Pesquisadora: E ele só aparece em noite de lua cheia?

“Seu” Rosimiro: Disse que ele é muito capaz vamos dizer assim... a força dele mais p’ele andar é no tempo de lua cheia... nas noite de lua cheia. Disse que Lobisomem adora... adora mesmo lua cheia. Porque é uma noite muito importante aí ele gosta de viajar muito. E as pessoa... quem anda de noite tem de ter cuidado com ele.Ter cuidado... muito cuidado com ele... muito cuidado com ele senão ele chupa as pessoa.
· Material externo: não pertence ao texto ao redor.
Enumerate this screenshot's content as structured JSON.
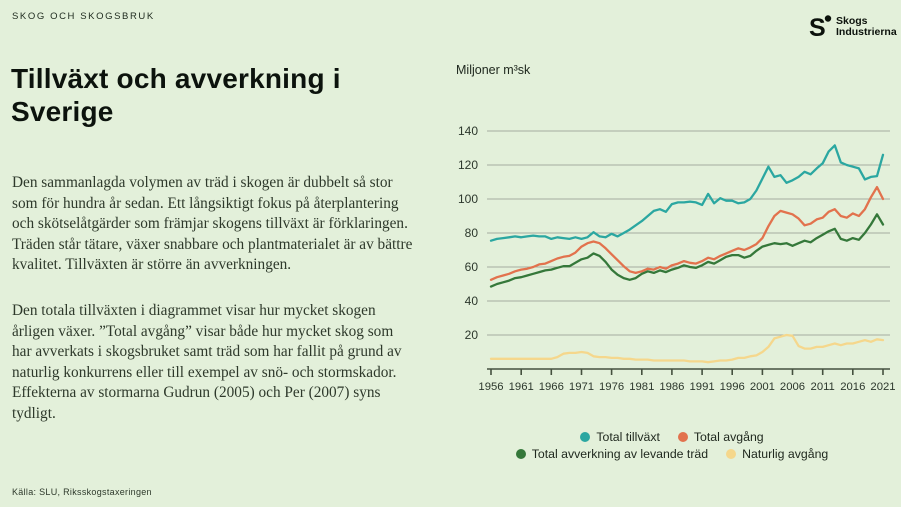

Diz que ele bota o cara no chão quando acabar faz assim na goela assim chuim (( coloca a mão no pescoço)) com a unha aí fura e depois que furar o sangue começa a vasar e ele começa chuim... chuim... chuim... ((levando a mão à boca)).

Dó: (ininteligível).

“Seu” Rosimiro: Só mamando... E é bicho brabo. Bicho brabo mesmo. (Entrevista

com “Seu” Rosimiro em 06/05/2010).

Ao narrar a história do lobisomem, Seu” Rosimiro também incorpora dados do

contexto onde habita. Ao dizer que o lobisomem corre as sete partidas do mundo, inclui a Baía da Traição e Camurupim, localidades do seu cotidiano. Depois de narrar a história do lobisomem, ele adverte para o perigo que correm as pessoas que andam à noite. “As histórias populares narradas sempre serão um fazer dentro da vida... em comunidade” (AYALA, 2011, p. 48).
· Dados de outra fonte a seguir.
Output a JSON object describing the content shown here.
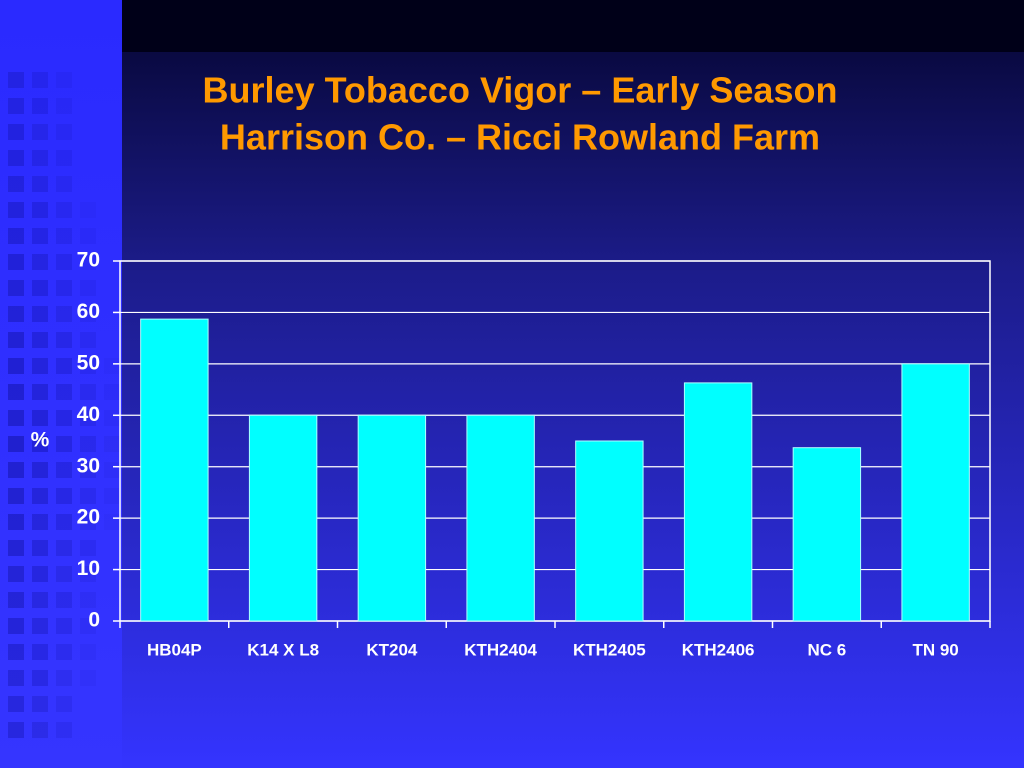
{
  "chart_data": {
    "type": "bar",
    "title": "Burley Tobacco Vigor – Early Season",
    "subtitle": "Harrison Co. – Ricci Rowland Farm",
    "y_label": "%",
    "categories": [
      "HB04P",
      "K14 X L8",
      "KT204",
      "KTH2404",
      "KTH2405",
      "KTH2406",
      "NC 6",
      "TN 90"
    ],
    "values": [
      58.7,
      40,
      40,
      40,
      35,
      46.3,
      33.7,
      50
    ],
    "color": "#00ffff",
    "ylim": [
      0,
      70
    ],
    "yticks": [
      0,
      10,
      20,
      30,
      40,
      50,
      60,
      70
    ],
    "grid": true
  }
}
A história do lobisomem é bem antiga e tem origem em tradições europeias, segundo as quais o homem pode se transformar em lobo em noites de lua cheia. O lobisomem permeia o imaginário popular e é muito presente na literatura, como na obra de Guimarães Rosa, quando relata que Miguilim tinha medo “do lobisomem revirando a noite, correndo sete

portêlos, as sete partidas” (ROSA, 2001, p. 92).